Results: Several themes related to knowledge of duty hour regulations were identified in our study such as interpreting, communicating, reporting, and compliance. Respondents reported differing levels of knowledge and understanding of duty hour regulations. Communication about duty hours occurs both formally (i.e., official correspondence given to residents and faculty from PDs or Program Coordinators regarding duty hour regulations) and informally (i.e., unofficial discussions of duty hours and implicit expectations among residents or faculty). These communications were thought to have a direct impact on how residents interpret their duty hours and how they report them. Residents who were unable to correctly identify duty hour policies may be more likely to violate those policies, which has an impact on reporting and ultimately compliance to duty hour policies.

Conclusion: Inconsistent communication of duty hours from faculty, PDs, and other residents contributes to a general lack of knowledge regarding ACGME duty hours. If residents are unaware of specific duty hour regulations, then violations seem more likely. Programs should use both formal and informal communication methods to systematically reinforce the message about duty hour regulations.

18.17 Evaluating System-Based Financial Knowledge of General Surgery Residents

L. Ferro1, E. Grenn2, C. Muncie2, D. Parrish1,2, L. Boomer1  1VCU Medical Center,Surgery,Richmond, VA, USA 2University Of Mississippi Medical Center,Surgery,Jackson, MS, USA

Introduction: The General Surgery Milestone Project was instituted by the Accreditation Council for Graduate Medical Education (ACGME) in 2015 as a new way to evaluate general surgery residents in their development into independent physicians based on six core competencies. One of these competency areas focuses on “System-Based Practice.” We hypothesized that resident cost knowledge and cost comparisons of various hospital services is poor, and this lack of knowledge affects their competency in regards to some portions of system-based practice.
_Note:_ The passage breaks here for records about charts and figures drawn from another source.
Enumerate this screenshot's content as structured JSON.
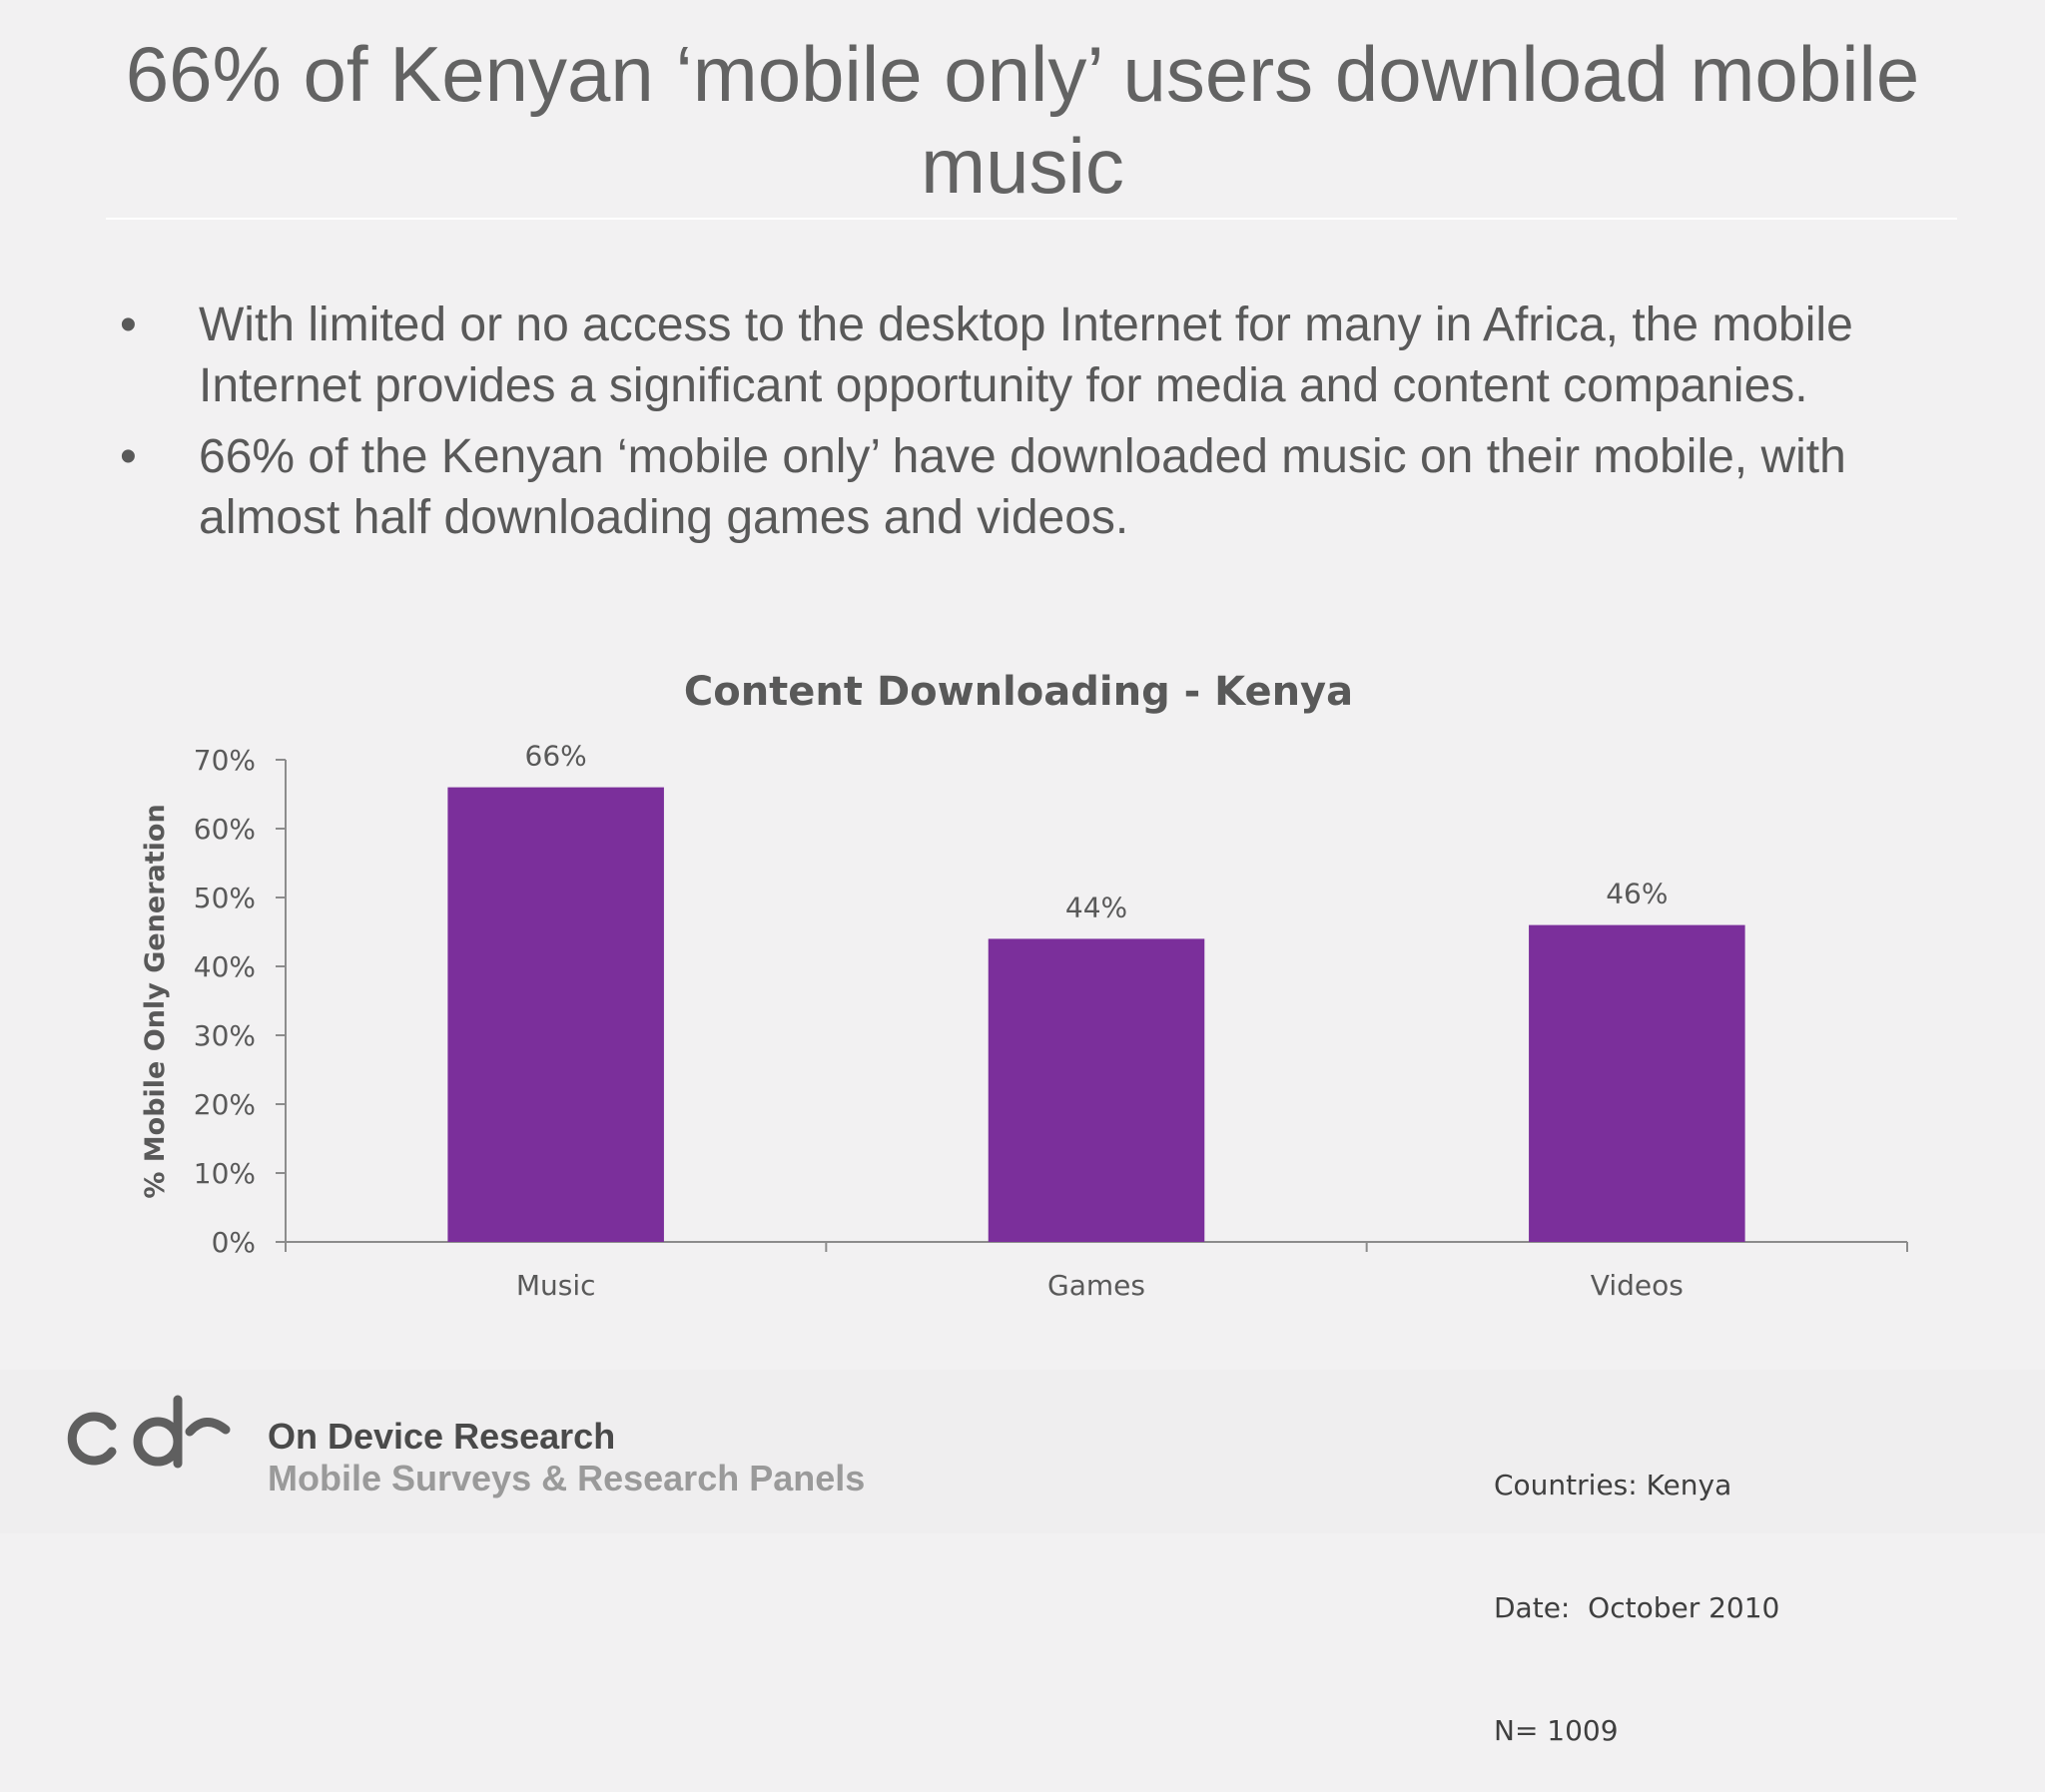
{
  "slide": {
    "title": "66% of Kenyan ‘mobile only’ users download mobile music",
    "bullet_char": "•",
    "bullets": [
      "With limited or no access to the desktop Internet for many in Africa, the mobile Internet provides a significant opportunity for media and content companies.",
      "66% of the Kenyan ‘mobile only’ have downloaded music on their mobile, with almost half downloading games and videos."
    ]
  },
  "chart_data": {
    "type": "bar",
    "title": "Content Downloading - Kenya",
    "xlabel": "",
    "ylabel": "% Mobile Only Generation",
    "categories": [
      "Music",
      "Games",
      "Videos"
    ],
    "values": [
      66,
      44,
      46
    ],
    "data_labels": [
      "66%",
      "44%",
      "46%"
    ],
    "ylim": [
      0,
      70
    ],
    "yticks": [
      0,
      10,
      20,
      30,
      40,
      50,
      60,
      70
    ],
    "ytick_labels": [
      "0%",
      "10%",
      "20%",
      "30%",
      "40%",
      "50%",
      "60%",
      "70%"
    ],
    "bar_color": "#7b2f9b",
    "grid": false,
    "legend": "none"
  },
  "footer": {
    "logo_name": "On Device Research",
    "logo_tagline": "Mobile Surveys & Research Panels",
    "logo_mark_icon": "cdr-logo-icon",
    "meta_lines": [
      "Countries: Kenya",
      "Date:  October 2010",
      "N= 1009"
    ]
  }
}
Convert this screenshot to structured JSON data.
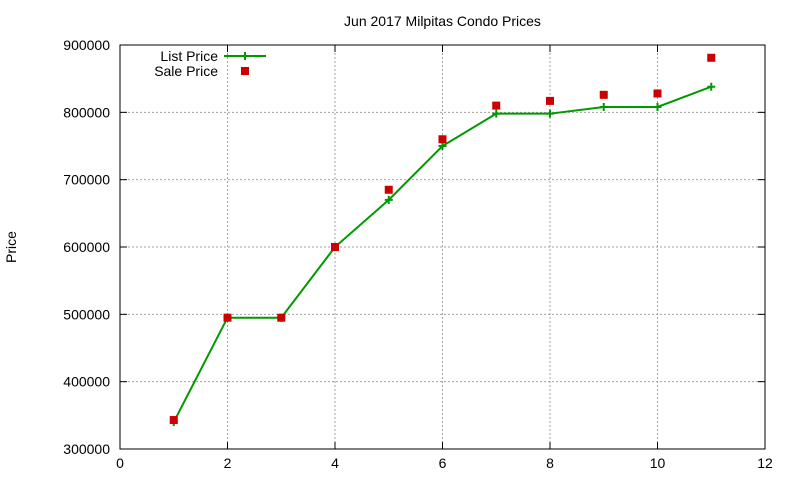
{
  "chart_data": {
    "type": "line",
    "title": "Jun 2017 Milpitas Condo Prices",
    "xlabel": "",
    "ylabel": "Price",
    "xlim": [
      0,
      12
    ],
    "ylim": [
      300000,
      900000
    ],
    "xticks": [
      0,
      2,
      4,
      6,
      8,
      10,
      12
    ],
    "yticks": [
      300000,
      400000,
      500000,
      600000,
      700000,
      800000,
      900000
    ],
    "grid": true,
    "legend_position": "top-left",
    "series": [
      {
        "name": "List Price",
        "style": "line-with-plus-markers",
        "color": "#009900",
        "x": [
          1,
          2,
          3,
          4,
          5,
          6,
          7,
          8,
          9,
          10,
          11
        ],
        "y": [
          340000,
          495000,
          495000,
          600000,
          670000,
          750000,
          798000,
          798000,
          808000,
          808000,
          838000
        ]
      },
      {
        "name": "Sale Price",
        "style": "square-markers",
        "color": "#cc0000",
        "x": [
          1,
          2,
          3,
          4,
          5,
          6,
          7,
          8,
          9,
          10,
          11
        ],
        "y": [
          343000,
          495000,
          495000,
          600000,
          685000,
          760000,
          810000,
          817000,
          826000,
          828000,
          881000
        ]
      }
    ]
  }
}
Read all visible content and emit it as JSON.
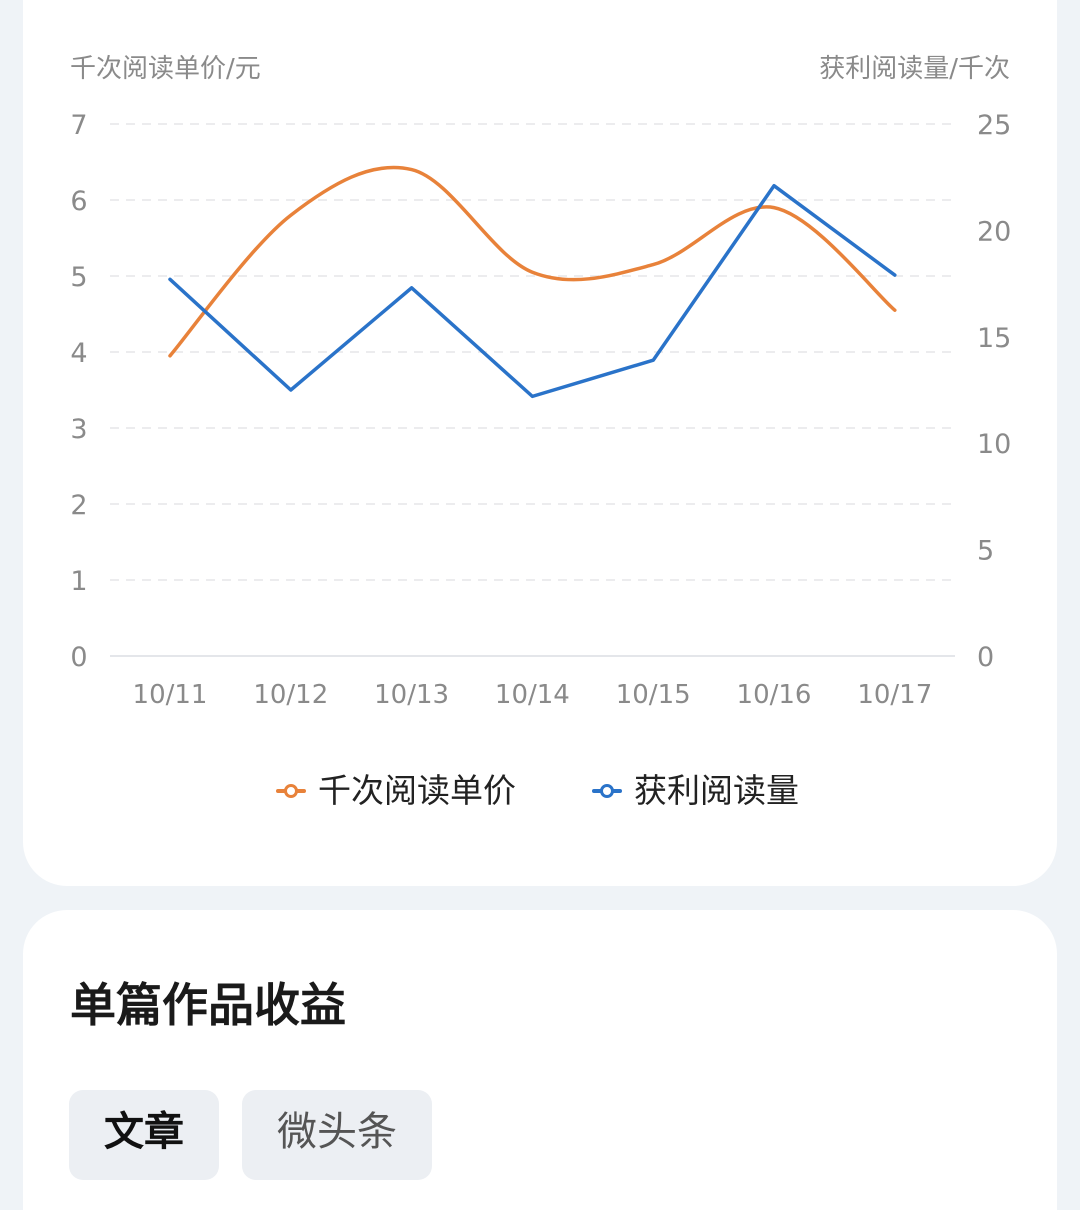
{
  "chart_data": {
    "type": "line",
    "categories": [
      "10/11",
      "10/12",
      "10/13",
      "10/14",
      "10/15",
      "10/16",
      "10/17"
    ],
    "left_axis": {
      "label": "千次阅读单价/元",
      "range": [
        0,
        7
      ],
      "ticks": [
        "0",
        "1",
        "2",
        "3",
        "4",
        "5",
        "6",
        "7"
      ]
    },
    "right_axis": {
      "label": "获利阅读量/千次",
      "range": [
        0,
        25
      ],
      "ticks": [
        "0",
        "5",
        "10",
        "15",
        "20",
        "25"
      ]
    },
    "series": [
      {
        "name": "千次阅读单价",
        "axis": "left",
        "color": "#e8823a",
        "smooth": true,
        "values": [
          3.95,
          5.8,
          6.4,
          5.05,
          5.15,
          5.9,
          4.55
        ]
      },
      {
        "name": "获利阅读量",
        "axis": "right",
        "color": "#2a73c9",
        "smooth": false,
        "values": [
          17.7,
          12.5,
          17.3,
          12.2,
          13.9,
          22.1,
          17.9
        ]
      }
    ],
    "grid": true,
    "legend_position": "bottom"
  },
  "section": {
    "title": "单篇作品收益"
  },
  "tabs": [
    {
      "label": "文章",
      "active": true
    },
    {
      "label": "微头条",
      "active": false
    }
  ]
}
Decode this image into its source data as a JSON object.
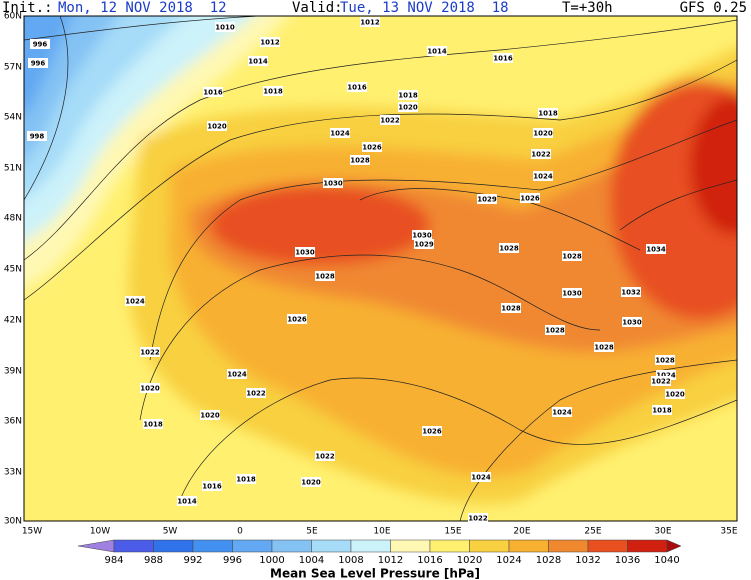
{
  "header": {
    "init_label": "Init.:",
    "init": "Mon, 12 NOV 2018  12",
    "valid_label": "Valid:",
    "valid": "Tue, 13 NOV 2018  18",
    "lead": "T=+30h",
    "model": "GFS 0.25"
  },
  "lat_labels": [
    "60N",
    "57N",
    "54N",
    "51N",
    "48N",
    "45N",
    "42N",
    "39N",
    "36N",
    "33N",
    "30N"
  ],
  "lon_labels": [
    "15W",
    "10W",
    "5W",
    "0",
    "5E",
    "10E",
    "15E",
    "20E",
    "25E",
    "30E",
    "35E"
  ],
  "isobar_labels": [
    996,
    996,
    998,
    1010,
    1012,
    1012,
    1014,
    1014,
    1016,
    1018,
    1016,
    1016,
    1018,
    1020,
    1020,
    1022,
    1024,
    1026,
    1028,
    1018,
    1020,
    1022,
    1024,
    1030,
    1029,
    1026,
    1030,
    1029,
    1030,
    1028,
    1028,
    1034,
    1028,
    1024,
    1030,
    1032,
    1026,
    1028,
    1028,
    1030,
    1022,
    1028,
    1028,
    1024,
    1022,
    1020,
    1024,
    1022,
    1020,
    1018,
    1020,
    1024,
    1018,
    1026,
    1022,
    1024,
    1018,
    1020,
    1016,
    1014,
    1022
  ],
  "colorbar": {
    "levels": [
      984,
      988,
      992,
      996,
      1000,
      1004,
      1008,
      1012,
      1016,
      1020,
      1024,
      1028,
      1032,
      1036,
      1040
    ],
    "colors": [
      "#a080e0",
      "#4a5ce8",
      "#2f72ea",
      "#4290f0",
      "#62a8f2",
      "#84c2f4",
      "#a6dcf8",
      "#ccf2fa",
      "#fff8b4",
      "#fff070",
      "#f8d040",
      "#f8b030",
      "#f08830",
      "#e85020",
      "#d02010",
      "#a80c0c"
    ],
    "title": "Mean Sea Level Pressure [hPa]"
  }
}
Methods: The billing departments of two major academic institutions were queried regarding the charges for specific hospital services (cardiology consult, computed tomography (CT) scan of abdomen/pelvis, chest radiograph (CXR), stat complete blood count (CBC), magnetic resonance imaging (MRI) of the cervical spine, magnetic resonance cholangiopancreatography (MRCP), Hepatobiliary Iminodiacetic acid (HIDA), and right upper quadrant ultrasound). In an attempt to keep things standard, the costs were evaluated for uninsured patients. Once these costs were obtained, the general surgery residents were asked in an open ended survey the costs of each of these services. The residents’ responses were grouped and analyzed as a whole.

Results: Fifty-eight general surgery residents (83%) responded to the survey. The data was first evaluated to identify how many respondents could identify the cost of the service within 25% of the actual cost. The percent of residents that were able to name the cost of the service was low throughout (1.7% to 27.5% depending on service), with <10% of respondents being within 25% of the actual cost for cardiology consult, CXR, and CT scan of the abdomen and pelvis.  When the data was evaluated to see if respondents could come within 50% of the actual cost, the results were improved (6.9% to 53.4%).

Conclusion: The results show a significant lack of knowledge of the costs of hospital services among general surgery residents. We believe that increased education in this area would benefit residents as they progress through their training and into their practices. This improvement in resident knowledge may also lead to cost-savings for both patients and hospitals.